API First for Data Science

July 29, 2016 Dat Tran),engineering-blog@pivotal.io (Alicia Bozyk

Joint work by Dat Tran (Data Scientist) and Alicia Bozyk (Senior Software Engineer).

Key Takeaways

  • Think about wrapping up your data science model as an API as early as possible
  • Cloud Foundry enables us to reliably expose models as scalable predictive APIs
  • Use a suitable continuous delivery tool to automatically deploy your code
  • Deploy as early/often as possible, users can test it and give early/regular feedback
  • Test-driven development is not appropriate for data science at all phases, especially at the beginning where we need to experiment a lot
  • Pairing with fellow software engineers helps in developing better production ready code

The Problem

During our engagements we often come across business problems which clients want to address in a data driven manner. Usually, we start with understanding the data, creating useful features from it and then building a model. We cross-validate the model for evaluation. In the past, we would present the results to our clients using powerpoints slides which just end up unused.

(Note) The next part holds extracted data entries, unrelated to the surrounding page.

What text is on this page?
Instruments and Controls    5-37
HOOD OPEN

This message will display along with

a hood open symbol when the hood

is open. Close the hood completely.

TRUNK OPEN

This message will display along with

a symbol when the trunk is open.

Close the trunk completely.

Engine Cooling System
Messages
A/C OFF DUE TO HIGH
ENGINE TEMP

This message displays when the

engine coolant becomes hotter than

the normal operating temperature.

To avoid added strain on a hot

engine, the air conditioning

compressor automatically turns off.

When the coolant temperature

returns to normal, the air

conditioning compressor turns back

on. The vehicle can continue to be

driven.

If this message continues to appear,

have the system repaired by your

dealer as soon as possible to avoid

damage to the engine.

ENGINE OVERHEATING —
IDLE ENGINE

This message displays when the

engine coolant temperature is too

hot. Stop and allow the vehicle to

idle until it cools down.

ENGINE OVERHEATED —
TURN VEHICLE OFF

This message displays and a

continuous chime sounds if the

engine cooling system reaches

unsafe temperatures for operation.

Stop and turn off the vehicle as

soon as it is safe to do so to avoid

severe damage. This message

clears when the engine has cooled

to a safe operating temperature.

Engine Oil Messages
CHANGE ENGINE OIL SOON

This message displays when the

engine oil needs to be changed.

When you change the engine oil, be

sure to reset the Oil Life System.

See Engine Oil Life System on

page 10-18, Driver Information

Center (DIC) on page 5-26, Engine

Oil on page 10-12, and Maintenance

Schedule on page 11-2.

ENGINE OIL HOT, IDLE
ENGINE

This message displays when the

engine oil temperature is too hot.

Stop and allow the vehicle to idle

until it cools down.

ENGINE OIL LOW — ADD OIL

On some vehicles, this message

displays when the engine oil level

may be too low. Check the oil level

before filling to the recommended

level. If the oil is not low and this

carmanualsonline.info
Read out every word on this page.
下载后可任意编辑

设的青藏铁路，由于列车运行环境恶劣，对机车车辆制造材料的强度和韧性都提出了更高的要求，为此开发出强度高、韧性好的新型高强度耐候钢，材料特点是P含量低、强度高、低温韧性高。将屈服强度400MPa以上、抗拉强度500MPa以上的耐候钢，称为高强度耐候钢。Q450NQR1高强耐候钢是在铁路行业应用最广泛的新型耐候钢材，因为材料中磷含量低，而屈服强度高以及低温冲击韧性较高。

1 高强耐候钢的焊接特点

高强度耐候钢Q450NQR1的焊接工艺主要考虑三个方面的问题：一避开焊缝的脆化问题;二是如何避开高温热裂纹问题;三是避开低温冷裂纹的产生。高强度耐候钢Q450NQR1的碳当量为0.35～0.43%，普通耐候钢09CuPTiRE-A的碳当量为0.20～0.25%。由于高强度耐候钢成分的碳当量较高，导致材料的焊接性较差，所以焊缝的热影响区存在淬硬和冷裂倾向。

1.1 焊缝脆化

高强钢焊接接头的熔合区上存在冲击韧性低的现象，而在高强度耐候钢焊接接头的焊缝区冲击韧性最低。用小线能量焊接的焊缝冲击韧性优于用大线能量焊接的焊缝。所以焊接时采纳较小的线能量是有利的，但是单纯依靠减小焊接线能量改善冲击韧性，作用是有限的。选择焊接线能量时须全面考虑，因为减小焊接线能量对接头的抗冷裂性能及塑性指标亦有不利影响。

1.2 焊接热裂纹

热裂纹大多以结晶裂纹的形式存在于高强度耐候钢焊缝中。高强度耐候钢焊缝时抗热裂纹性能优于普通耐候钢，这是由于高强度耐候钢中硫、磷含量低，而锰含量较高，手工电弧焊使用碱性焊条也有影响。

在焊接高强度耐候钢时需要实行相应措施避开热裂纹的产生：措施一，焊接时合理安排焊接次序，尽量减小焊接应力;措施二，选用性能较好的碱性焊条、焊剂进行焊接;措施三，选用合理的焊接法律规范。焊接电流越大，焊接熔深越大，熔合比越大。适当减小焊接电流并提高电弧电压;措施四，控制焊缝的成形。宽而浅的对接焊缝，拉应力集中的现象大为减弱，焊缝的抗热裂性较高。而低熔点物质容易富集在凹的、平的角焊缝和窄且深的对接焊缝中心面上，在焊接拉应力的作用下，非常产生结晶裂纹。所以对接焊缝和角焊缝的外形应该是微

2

Often a major contributor to the models going unused is that the tools used by data scientists can differ from those software engineers commonly use to create production ready applications. Data scientists use R, Python, SAS and/or SQL to solve their problems. Those languages are well established in the analytics community but are not as commonly used to create production-ready apps by software engineers. There are solutions like Shiny, SAS or yhat which help data scientist to expose their model but they are limited in scope. You either have to pay a high price to use it or you are stuck with a vendor lock. On the other hand, you have software engineers who can create apps using languages like Java, Ruby or Swift but in most cases they don’t have an understanding of data science techniques or even languages like R or SAS.

Our data science team has found that a good way to bridge this gap is to follow an API first approach, and has adopted this as one of our core principles. In this blog article, I want to discuss how this can help to create smart apps. I will use an end-to-end smart app example to demonstrate this. The whole example can be found in my repo.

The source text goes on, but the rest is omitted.